I strongly suspect it is the first, given that, unless they received a national-security request, nothing else would have changed between the 2014 transparency report and now. In other words, reddit presumably already weighed the pros and cons of having a canary in 2014, and it seems to have been a very deliberate (and privacy-conscious) decision.

Also, if they abandoned it for the second reason, reddit likely would not have issued the very cryptic statement that they could not comment on the disappearance of the canary. That statement seems consistent with reddit having received a national-security order, consulted with its lawyers, and decided not to say anything about the canary's death.

alexabdo110 karma

It is very difficult to know how troubled we should be by the disappearance of the canary, but here's how I think of it:

1 - We should all be troubled by how little we know about how the government uses the broad range of legal authorities it has to force companies to disclose sensitive information about their users. We don't even know, for example, how many U.S. persons get swept up in the NSA's PRISM and UPSTREAM surveillance. And we know even less about how many foreigners not suspected of any wrongdoing whatsoever get swept up.

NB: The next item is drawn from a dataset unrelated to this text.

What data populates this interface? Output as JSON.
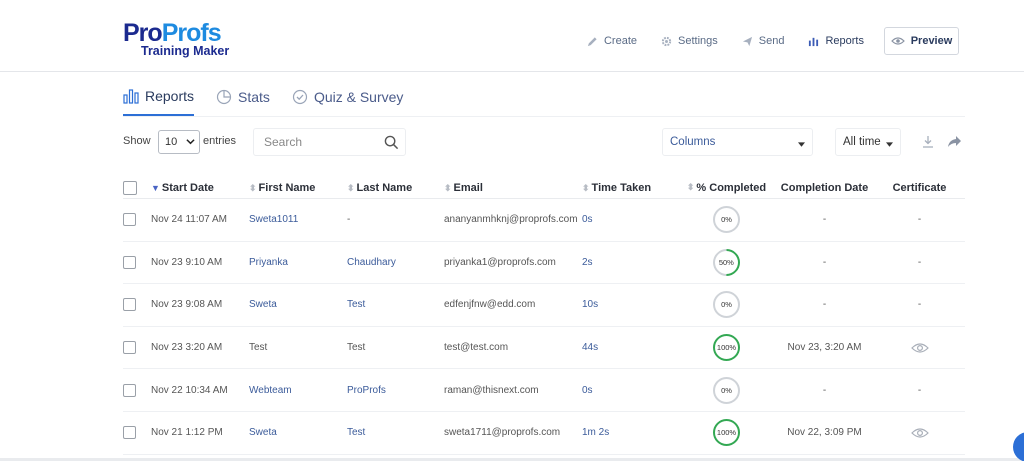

2 - The facts in reddit's case in particular could go either way. For example, it's possible that the request was very targeted and in pursuit of someone we would all agree should be investigated. It's also possible that it was a fishing expedition. But we don't know the facts at this point, and we don't even know which legal authority the government was relying on. And we might not know either of those things for a long time.

3 - The fact that we know so little about reddit's particular request is perhaps a product of a broken system for allowing companies to report on the requests they receive. Companies are allowed to report on the requests, but generally only in broad categories and in large reporting "bands." See Sec. 603 in the USA Freedom Act. The companies should be allowed to report with greater detail.

alexabdo82 karma

Biggest misconception is that the NSA only targets foreigners outside the U.S. We now have clear evidence that it actively collects data on people in the U.S.

And even for its supposedly foreign surveillance, like the PRISM program, the NSA sweeps in U.S. communications, too. In fact, when Bush administration officials testified in support of an earlier version of the PRISM program, they made clear that communications with one end in the U.S. were the most important to the NSA.

alexabdo50 karma

I am not an expert in the history of pre-internet surveillance. That said, we do know a few very relevant facts from the founding era. A number of our nation's founders—James Madison, Thomas Jefferson, George Washington, James Monroe, Alexander Hamilton, Aaron Burr, John Jay, etc.—manually enciphered some of their correspondence, specifically to evade possible interception by the postmaster.

We discussed some of this history in our submission to the United Nations on the importance of encryption and anonymity to free speech and dissent.

Also, EFF has put together a nice post about uses of encryption early in American history.

One quick spoiler, though: unfortunately, Hamilton (the musical) does not discuss early-American crypto.